Singapore's NODX Surge Signals Front-loading Ahead of US Tariffs

Cyrus ColeSunday, Jan 19, 2025 9:12 pm ET
1min read


Singapore's non-oil domestic exports (NODX) and non-oil re-exports (NORX) data for December 2024 indicate a significant surge in shipments, with exporters front-loading their shipments in anticipation of proposed tariffs on US imports under a second Trump administration. According to the United Overseas Bank (UOB), NODX rose by 1.7% month-on-month (MoM) seasonally adjusted (sa) in December, following a robust 14.7% MoM sa increase in November. NORX grew by 4.8% MoM sa in December, building on an 8.8% rise in November.



The impact of front-loading is particularly evident in the electronics segment, with electronics NORX surging by 30.3% year-on-year (YoY) in December, compared to a 12.7% YoY increase in November. UOB noted that this sharp acceleration suggests that exporters are ramping up shipments to the US to circumvent potential cost increases that could arise from tariff hikes. Despite the resilience of Singapore's electronics exports, there are signs that the growth cycle may soon peak.

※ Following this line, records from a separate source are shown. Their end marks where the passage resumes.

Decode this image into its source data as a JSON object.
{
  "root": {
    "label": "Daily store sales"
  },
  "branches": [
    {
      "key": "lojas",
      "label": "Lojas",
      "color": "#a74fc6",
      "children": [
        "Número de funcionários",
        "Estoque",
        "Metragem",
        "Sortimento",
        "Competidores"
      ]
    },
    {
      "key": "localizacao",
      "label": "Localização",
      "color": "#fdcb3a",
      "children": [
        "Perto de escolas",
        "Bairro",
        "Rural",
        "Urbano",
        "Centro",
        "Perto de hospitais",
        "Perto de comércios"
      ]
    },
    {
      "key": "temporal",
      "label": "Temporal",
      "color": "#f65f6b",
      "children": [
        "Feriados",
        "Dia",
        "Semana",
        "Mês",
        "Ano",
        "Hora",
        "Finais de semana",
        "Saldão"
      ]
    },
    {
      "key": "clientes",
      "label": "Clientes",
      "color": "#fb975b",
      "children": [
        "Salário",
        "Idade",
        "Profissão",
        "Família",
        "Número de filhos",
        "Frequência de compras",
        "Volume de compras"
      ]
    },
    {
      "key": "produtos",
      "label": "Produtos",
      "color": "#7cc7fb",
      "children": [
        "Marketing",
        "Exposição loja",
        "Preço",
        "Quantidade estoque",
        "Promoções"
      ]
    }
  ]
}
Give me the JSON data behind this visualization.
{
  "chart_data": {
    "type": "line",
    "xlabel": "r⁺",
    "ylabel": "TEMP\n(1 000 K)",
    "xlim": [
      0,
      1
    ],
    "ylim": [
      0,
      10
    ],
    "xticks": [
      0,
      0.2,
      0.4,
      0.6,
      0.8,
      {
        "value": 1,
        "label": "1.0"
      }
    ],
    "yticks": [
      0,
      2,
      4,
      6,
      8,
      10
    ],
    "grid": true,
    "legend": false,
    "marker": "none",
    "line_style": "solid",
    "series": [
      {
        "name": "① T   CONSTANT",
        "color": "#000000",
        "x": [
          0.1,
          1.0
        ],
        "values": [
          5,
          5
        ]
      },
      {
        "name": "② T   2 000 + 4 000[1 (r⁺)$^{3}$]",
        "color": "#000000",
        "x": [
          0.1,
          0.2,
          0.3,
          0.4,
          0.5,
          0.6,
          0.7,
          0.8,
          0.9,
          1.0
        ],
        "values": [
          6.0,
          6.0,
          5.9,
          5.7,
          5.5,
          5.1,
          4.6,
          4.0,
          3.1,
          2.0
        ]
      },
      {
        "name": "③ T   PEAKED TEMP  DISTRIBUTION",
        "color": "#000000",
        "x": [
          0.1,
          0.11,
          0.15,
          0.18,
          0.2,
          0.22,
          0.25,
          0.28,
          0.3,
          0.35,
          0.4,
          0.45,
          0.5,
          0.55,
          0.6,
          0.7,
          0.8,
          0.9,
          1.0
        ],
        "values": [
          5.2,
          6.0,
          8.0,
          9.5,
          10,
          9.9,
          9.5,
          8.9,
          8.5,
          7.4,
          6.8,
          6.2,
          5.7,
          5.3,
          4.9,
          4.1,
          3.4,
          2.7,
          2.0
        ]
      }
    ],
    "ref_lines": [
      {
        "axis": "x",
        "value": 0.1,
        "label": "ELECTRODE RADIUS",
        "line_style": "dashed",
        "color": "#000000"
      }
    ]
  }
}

Looking ahead to 2025, UOB projects NODX growth at 1.5%, an improvement from the modest 0.2% growth in 2024. However, the pace of growth is expected to slow in the 2H25 due to the anticipated impact of tariffs. This forecast aligns with the official projection range of +1.0% to +3.0%, as outlined in the 3Q24 Trade Performance report by Enterprise Singapore.

The potential for increased tariffs is top of mind for many executives, and understanding various tariff scenarios can position leaders to seize opportunities in the coming years. By front-loading shipments, companies can mitigate the immediate impact of tariffs on their operations and profitability. However, it is essential to consider the long-term implications and potential risks associated with this strategy, such as port congestion, warehouse capacity constraints, and cash flow strain.

In conclusion, the surge in Singapore's NODX and NORX data signals that exporters are proactively front-loading shipments in anticipation of proposed US tariffs. While this strategy can provide short-term relief, companies must carefully evaluate the risks and consider alternative strategies to mitigate the impact of tariffs on their supply chains and operations.